What if someone told you that there was a way to put tens of thousands of people back to work on the cheap?
And that the result would be a much-needed upgrade in American infrastructure — without taxpayers having to foot a big bill.
You'd be intrigued, right?
If you're a left-leaner and learned such a plan was the brainchild of a Massachusetts Democrat, that might well lend it credibility with you. If you're a right-leaner and heard that it was an important priority of a top Texas Republican, you'd likely be reassured that it wasn't just a slice of progressive pie-in-the-sky.
And if you heard it was an idea backed by both the U.S. Chamber of Commerce and the AFL-CIO, you might say: impossible.
But all that is true of the plan Sens. John Kerry of Massachusetts and Kay Bailey Hutchison of Texas have put forward for an American Infrastructure Financing Authority, or, colloquially, a national infrastructure bank.
The federal government would fund the bank with $10 billion in seed capital and grant it the right to issue $160 billion in federal loans over a decade. The institution would then use loans and loan guarantees to help leverage private investments for projects that passed its strict vetting process.
By backing part of a project's cost, the bank would make it attractive for other investors to finance the rest.
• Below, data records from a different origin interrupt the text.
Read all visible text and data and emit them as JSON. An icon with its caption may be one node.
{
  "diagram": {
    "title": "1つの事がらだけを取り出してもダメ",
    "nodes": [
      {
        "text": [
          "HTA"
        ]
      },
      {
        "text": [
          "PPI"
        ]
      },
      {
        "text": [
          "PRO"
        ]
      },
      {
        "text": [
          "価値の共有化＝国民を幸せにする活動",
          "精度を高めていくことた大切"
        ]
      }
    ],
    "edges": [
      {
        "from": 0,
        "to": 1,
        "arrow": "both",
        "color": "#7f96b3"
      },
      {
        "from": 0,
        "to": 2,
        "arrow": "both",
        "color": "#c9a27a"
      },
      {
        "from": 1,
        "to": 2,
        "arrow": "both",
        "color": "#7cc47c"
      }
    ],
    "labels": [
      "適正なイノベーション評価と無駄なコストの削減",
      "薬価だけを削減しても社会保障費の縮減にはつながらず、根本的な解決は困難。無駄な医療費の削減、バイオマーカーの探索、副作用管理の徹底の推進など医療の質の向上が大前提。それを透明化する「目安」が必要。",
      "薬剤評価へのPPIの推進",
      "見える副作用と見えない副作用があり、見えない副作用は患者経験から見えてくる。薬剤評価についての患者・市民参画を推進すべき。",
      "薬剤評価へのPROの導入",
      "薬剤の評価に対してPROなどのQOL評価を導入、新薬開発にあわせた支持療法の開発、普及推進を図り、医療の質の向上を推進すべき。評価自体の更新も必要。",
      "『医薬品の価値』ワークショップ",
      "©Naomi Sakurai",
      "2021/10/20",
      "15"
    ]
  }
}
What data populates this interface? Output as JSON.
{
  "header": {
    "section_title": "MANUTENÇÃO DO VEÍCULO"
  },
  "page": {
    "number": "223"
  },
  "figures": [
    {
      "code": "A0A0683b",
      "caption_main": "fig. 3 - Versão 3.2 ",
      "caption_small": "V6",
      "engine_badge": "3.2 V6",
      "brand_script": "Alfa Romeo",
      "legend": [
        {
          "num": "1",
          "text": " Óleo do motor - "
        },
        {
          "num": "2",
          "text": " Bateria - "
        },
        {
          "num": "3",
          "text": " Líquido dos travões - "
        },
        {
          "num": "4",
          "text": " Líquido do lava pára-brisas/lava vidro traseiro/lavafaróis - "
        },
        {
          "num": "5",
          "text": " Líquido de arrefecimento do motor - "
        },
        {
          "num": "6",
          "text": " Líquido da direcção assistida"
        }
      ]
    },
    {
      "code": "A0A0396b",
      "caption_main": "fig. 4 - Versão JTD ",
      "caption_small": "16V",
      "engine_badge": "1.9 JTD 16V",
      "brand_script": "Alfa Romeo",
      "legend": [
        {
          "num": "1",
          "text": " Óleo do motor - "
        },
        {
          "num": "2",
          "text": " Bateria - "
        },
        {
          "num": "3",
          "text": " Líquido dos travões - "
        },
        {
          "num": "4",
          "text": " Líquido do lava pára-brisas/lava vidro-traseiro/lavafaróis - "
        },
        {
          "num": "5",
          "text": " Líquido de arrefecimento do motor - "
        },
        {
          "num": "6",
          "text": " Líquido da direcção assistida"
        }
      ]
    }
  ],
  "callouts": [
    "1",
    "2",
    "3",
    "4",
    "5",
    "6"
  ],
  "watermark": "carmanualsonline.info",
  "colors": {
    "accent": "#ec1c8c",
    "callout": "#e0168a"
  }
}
Only highway, water and energy projects would qualify — and to be eligible, the project would have to have a dedicated revenue stream like road or bridge tolls or water bills to finance the debt.
"You'd have the kind of revenue streams that people dream of for stability," says Kerry.
At a time when safe investment are much in demand, the bank would represent a real opportunity for global pension, sovereign wealth, private equity and mutual funds.
"If it is done right, it could expand exponentially the amount of infrastructure spending that we have," says Hutchison.
And this bank is designed right, she says. Professionally staffed, it would have conservative lending standards. Its board would be bipartisan, its process independent of political pressure.
In no case would it loan more than 50 percent of a project's cost, meaning the undertaking would have to attract significant other investment dollars before going forward.
If you consider that every $1 billion in infrastructure spending puts between 18,000 and 30,000 people to work, over time, such a bank could give employment a shot in the arm.
"For $100 billion, you get 1.8 million jobs," says Kerry. Based on the results from similar banks elsewhere, he thinks the bank could leverage up to $600 billion in total infrastructure spending during its first decade. Michael Lind, economic growth policy director for the New America Foundation, says Kerry's estimate is realistic.
Here's the obvious question: Why can't those projects simply tap the existing market for their financing? And here's the answer: The bank is designed for projects that, for various reasons — the size and duration of the loan required, for example, or the structure of the investment — don't fit well with traditional financing.
Although the idea may sound exotic, it's not.
"Infrastructure banks or development banks have been used worldwide for years," notes Janet Kavinoky, executive director for transportation and infrastructure at the U.S. Chamber of Commerce. Indeed, the EU's European Investment Bank has been in existence since the late 1950s, and has played a major role in modernizing European infrastructure. Brazil has one as well, as do a number of Asian countries, says Lind.
Mind you, this is not an immediate anti-recessionary plan. It would take time to get the bank established and operating. Still, President Barack Obama has now adopted the idea as part of his jobs plan.
But can it win approval from a Republican Party skeptical about expanding the role of government? Hutchison thinks her fellow Republicans will grow comfortable with the proposal once they become familiar with both the potential of, and protections in, the plan.